July 3, 2012 3:07:38 PM PDT
Every year, about 100 young athletes die from cardiac arrest during or after competition.

It's generally the result of an undiagnosed congenital heart problem. But a new study says an echocardiogram might prevent the deaths.

An echocardiogram or sound wave heart exam can find the young competitors who are at risk for a lethal heart arrhythmia, or abnormal rhythm. This week's meetings of the American Society of Echocardiography offered up a study to this effect. But though the echo can find the problem, doing the test on every athlete may not be feasible or desirable.

Ten-year-old Jason lora had his heart checked with an echocardiogram. It's a test that can show congenital heart problems which may be worrisome if Jason pursues his athletic aspirations.

"At my new school, The City College Academy for the Arts, they have programs that I want to attend, mainly basketball," he said.

For Jason and other young athletes, this week's report says the echocardiogram used as a screening test may prevent cardiac arrest on the field.

It found that the echo test picked up 12 percent of 85 athletes who had previously unknown congenital heart disease.

"The heart doesn't function well and because of that it's very sensitive to arrhythmias that can cause life threatening events and sudden death," said Dr.

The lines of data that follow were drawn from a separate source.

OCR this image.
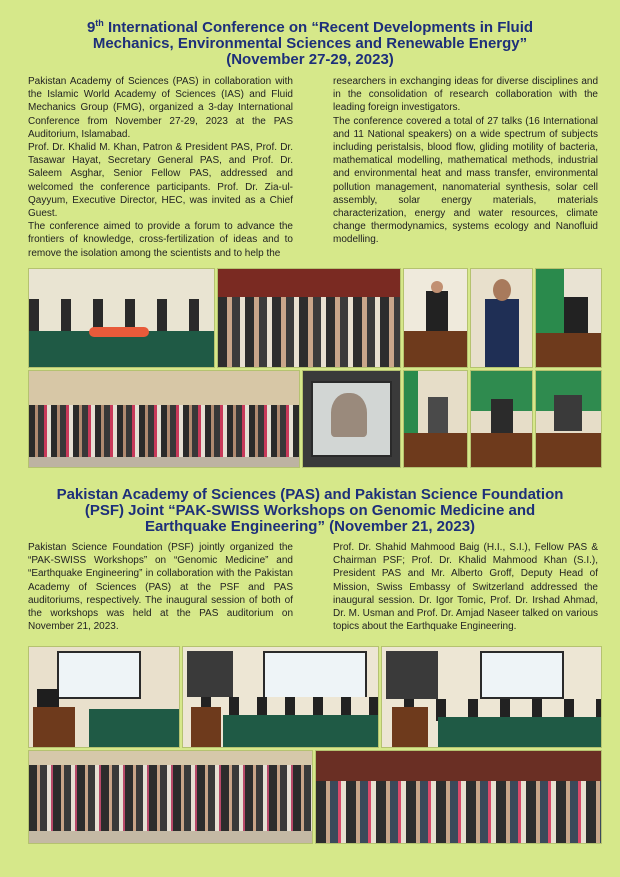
9th International Conference on “Recent Developments in Fluid
Mechanics, Environmental Sciences and Renewable Energy”
(November 27-29, 2023)

Pakistan Academy of Sciences (PAS) in collaboration with the Islamic World Academy of Sciences (IAS) and Fluid Mechanics Group (FMG), organized a 3-day International Conference from November 27-29, 2023 at the PAS Auditorium, Islamabad.

Prof. Dr. Khalid M. Khan, Patron & President PAS, Prof. Dr. Tasawar Hayat, Secretary General PAS, and Prof. Dr. Saleem Asghar, Senior Fellow PAS, addressed and welcomed the conference participants. Prof. Dr. Zia-ul-Qayyum, Executive Director, HEC, was invited as a Chief Guest.

The conference aimed to provide a forum to advance the frontiers of knowledge, cross-fertilization of ideas and to remove the isolation among the scientists and to help the

researchers in exchanging ideas for diverse disciplines and in the consolidation of research collaboration with the leading foreign investigators.

The conference covered a total of 27 talks (16 International and 11 National speakers) on a wide spectrum of subjects including peristalsis, blood flow, gliding motility of bacteria, mathematical modelling, mathematical methods, industrial and environmental heat and mass transfer, environmental pollution management, nanomaterial synthesis, solar cell assembly, solar energy materials, materials characterization, energy and water resources, climate change thermodynamics, systems ecology and Nanofluid modelling.

Pakistan Academy of Sciences (PAS) and Pakistan Science Foundation
(PSF) Joint “PAK-SWISS Workshops on Genomic Medicine and
Earthquake Engineering” (November 21, 2023)

Pakistan Science Foundation (PSF) jointly organized the “PAK-SWISS Workshops” on “Genomic Medicine” and “Earthquake Engineering” in collaboration with the Pakistan Academy of Sciences (PAS) at the PSF and PAS auditoriums, respectively. The inaugural session of both of the workshops was held at the PAS auditorium on November 21, 2023.

Prof. Dr. Shahid Mahmood Baig (H.I., S.I.), Fellow PAS & Chairman PSF; Prof. Dr. Khalid Mahmood Khan (S.I.), President PAS and Mr. Alberto Groff, Deputy Head of Mission, Swiss Embassy of Switzerland addressed the inaugural session. Dr. Igor Tomic, Prof. Dr. Irshad Ahmad, Dr. M. Usman and Prof. Dr. Amjad Naseer talked on various topics about the Earthquake Engineering.
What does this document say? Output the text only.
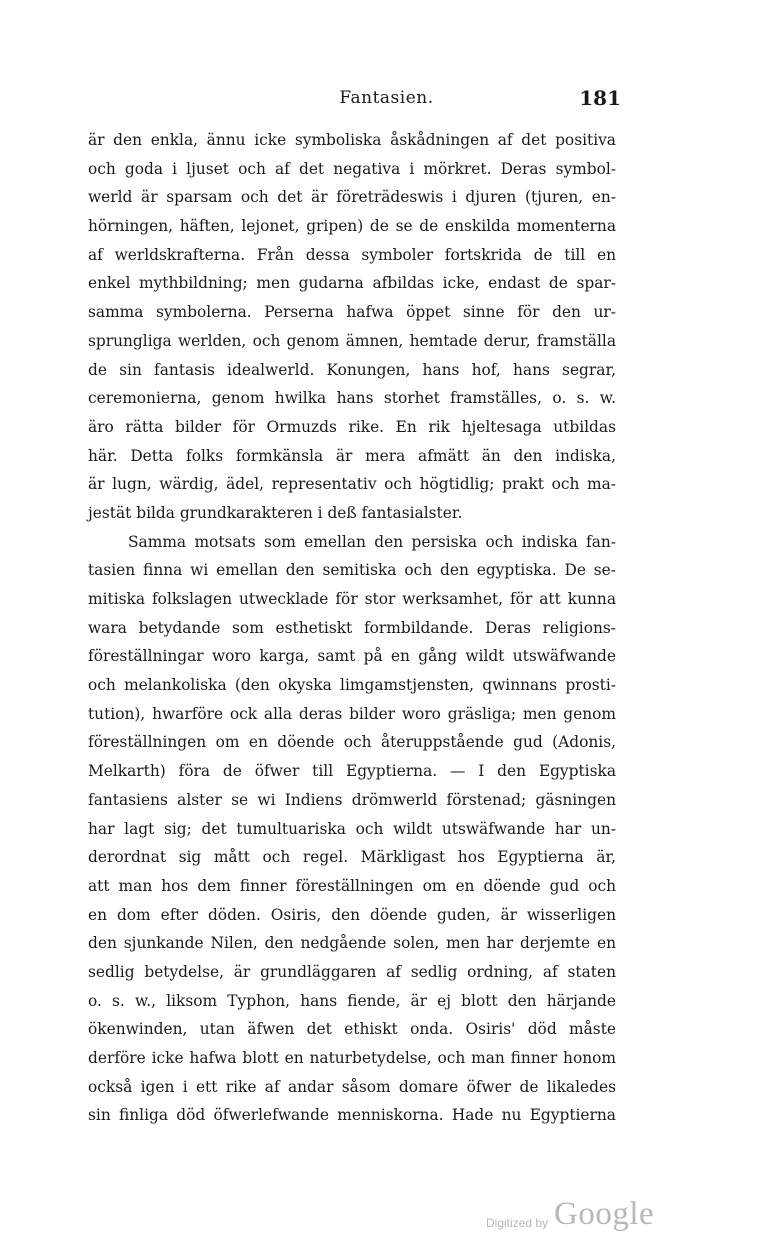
Fantasien.	181
är den enkla, ännu icke symboliska åskådningen af det positiva
och goda i ljuset och af det negativa i mörkret. Deras symbol-
werld är sparsam och det är företrädeswis i djuren (tjuren, en-
hörningen, häften, lejonet, gripen) de se de enskilda momenterna
af werldskrafterna. Från dessa symboler fortskrida de till en
enkel mythbildning; men gudarna afbildas icke, endast de spar-
samma symbolerna. Perserna hafwa öppet sinne för den ur-
sprungliga werlden, och genom ämnen, hemtade derur, framställa
de sin fantasis idealwerld. Konungen, hans hof, hans segrar,
ceremonierna, genom hwilka hans storhet framställes, o. s. w.
äro rätta bilder för Ormuzds rike. En rik hjeltesaga utbildas
här. Detta folks formkänsla är mera afmätt än den indiska,
är lugn, wärdig, ädel, representativ och högtidlig; prakt och ma-
jestät bilda grundkarakteren i deß fantasialster.
Samma motsats som emellan den persiska och indiska fan-
tasien finna wi emellan den semitiska och den egyptiska. De se-
mitiska folkslagen utwecklade för stor werksamhet, för att kunna
wara betydande som esthetiskt formbildande. Deras religions-
föreställningar woro karga, samt på en gång wildt utswäfwande
och melankoliska (den okyska limgamstjensten, qwinnans prosti-
tution), hwarföre ock alla deras bilder woro gräsliga; men genom
föreställningen om en döende och återuppstående gud (Adonis,
Melkarth) föra de öfwer till Egyptierna. — I den Egyptiska
fantasiens alster se wi Indiens drömwerld förstenad; gäsningen
har lagt sig; det tumultuariska och wildt utswäfwande har un-
derordnat sig mått och regel. Märkligast hos Egyptierna är,
att man hos dem finner föreställningen om en döende gud och
en dom efter döden. Osiris, den döende guden, är wisserligen
den sjunkande Nilen, den nedgående solen, men har derjemte en
sedlig betydelse, är grundläggaren af sedlig ordning, af staten
o. s. w., liksom Typhon, hans fiende, är ej blott den härjande
ökenwinden, utan äfwen det ethiskt onda. Osiris' död måste
derföre icke hafwa blott en naturbetydelse, och man finner honom
också igen i ett rike af andar såsom domare öfwer de likaledes
sin finliga död öfwerlefwande menniskorna. Hade nu Egyptierna
Digitized by Google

Richards Friedman, with NY-Presbyterian.

Young athletes are under physical stress, which releases adrenaline. Adrenaline plus a congenital heart problem can trigger abnormal heart rhythms and a cardiac arrest.

But Dr. Friedman says mentally outstanding kids taking a tough math exam have just as much stress as their physically outstanding classmates on the field.

Why not do an echo on everyone? Expense is one reason. Finding false positives that may never cause a problem is another. He says instead, doctors must ask carefully about symptoms of palpitations, shortness of breath and fainting. Then do an echo.

Doctors may want to do an echocardiogram if there is a history of sudden death in a member of the family. In most cases, if a congenital heart problem is discovered, it will end an athlete's career. That may be a small price in most cases compared to losing a life on the playing field.